In order to succeed, you must process people quickly, and get through as many as possible. One of the most physiologically visceral memories of playing was the sensation I got when I looked at the timer and thought, “oh I could get 5 more people in today if I go quick enough,” often leading to people slipping through the cracks, and redefining doing a “good job” as “being good at complying,” something that’s impossible to beat the game without doing at least a little of.
The verbs in the game are pretty rigid too. Inspect, compare, interrogate, approve, deny, detain—no “comfort, advocate, appeal” options at all. The mechanics simply lead to the player needing to make bureaucratic decisions. Economically: Time and money are scarce currencies, and you have no time for compassion!
Friction comes in the form of the new rules every day. One day there are special entry permits, another, you need to make sure the entrants are vaccinated, some days certain districts aren’t allowed in. You must be thorough, and that causes callousness to emerge.
The game argues that authoritarian systems make normal people into “instruments of oppression” through a system built on carefully designed incentives. It’s an allegory for lots of things, but the “just following orders” of it all certainly brings up many mid-century memories. It’s the subtlety that makes it work. Of course, there are sprawling Cold War and WWII games that put you in the lap of the Nazis, battling Stalin or Hitler or fighting The Man, even games (or other media, like Star Wars) putting this into a fictional perspective are still more blunt than something like this. It puts you into the machine as barely even a cog—if you were gone, nobody would notice, and that’s what’s powerful about it.
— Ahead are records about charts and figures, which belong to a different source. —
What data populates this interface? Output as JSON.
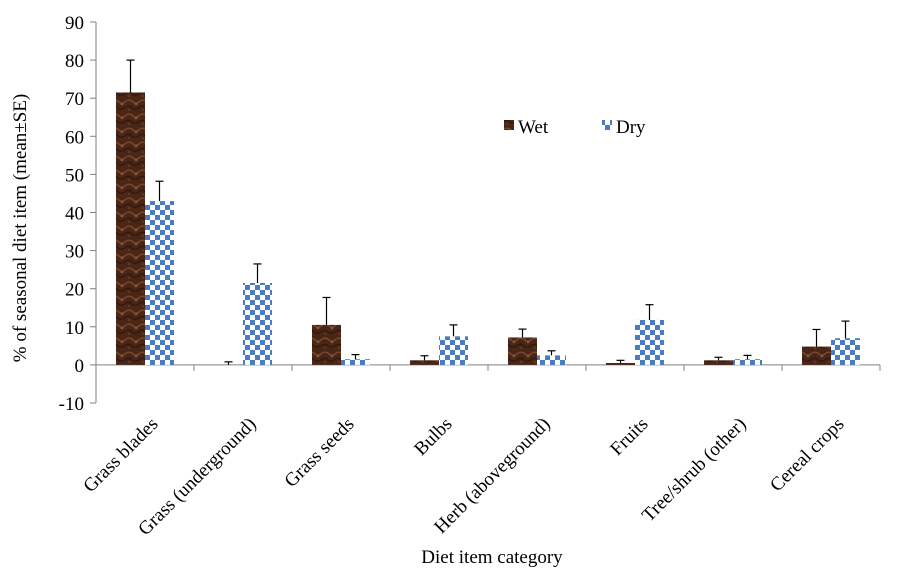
{
  "chart_data": {
    "type": "bar",
    "xlabel": "Diet item category",
    "ylabel": "% of seasonal diet item (mean±SE)",
    "ylim": [
      -10,
      90
    ],
    "yticks": [
      -10,
      0,
      10,
      20,
      30,
      40,
      50,
      60,
      70,
      80,
      90
    ],
    "categories": [
      "Grass blades",
      "Grass (underground)",
      "Grass seeds",
      "Bulbs",
      "Herb (aboveground)",
      "Fruits",
      "Tree/shrub (other)",
      "Cereal crops"
    ],
    "series": [
      {
        "name": "Wet",
        "color": "#5a3020",
        "pattern": "marble-brown",
        "values": [
          71.5,
          0,
          10.5,
          1.2,
          7.2,
          0.5,
          1.2,
          4.8
        ],
        "errors": [
          8.5,
          0.8,
          7.2,
          1.2,
          2.2,
          0.7,
          0.8,
          4.5
        ]
      },
      {
        "name": "Dry",
        "color": "#4a7cc4",
        "pattern": "checkerboard-blue",
        "values": [
          43,
          21.5,
          1.5,
          7.5,
          2.5,
          11.8,
          1.5,
          7
        ],
        "errors": [
          5.2,
          5,
          1.2,
          3,
          1.2,
          4,
          1,
          4.5
        ]
      }
    ],
    "legend_position": "top-right",
    "grid": false
  }
}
It brings you to your worst, thinking “I can’t afford a citation right now so I can’t let this mother into the country to see her child.” It is anxiety-generating, for sure. You dread the next day instead of being excited for it—but that challenge is what brings you back again and again.
There’s not a lot of ludonarrative dissonance at all, the mechanics all go into what you’re meant to think and feel pretty clearly and objectively.
In terms of my own game, what I’ll take from Papers, Please is minimal, but I think that the artstyle is definitely a big inspiration for me and my co-artist, the drab, dim colors, and the pixel art for obfuscation of reality, rendering the player’s anxiety levels to go up, simply because they have to fill in the spaces with their imagination more and more.
The game’s argument lives entirely in its rules. Nobody needs to explain that the system is oppressive, you feel it in the regulations, the timer, the citations adding up. It’s a game about how incentive structures shape behavior, how good people do terrible things when terrible things are proceduralized and rewarded.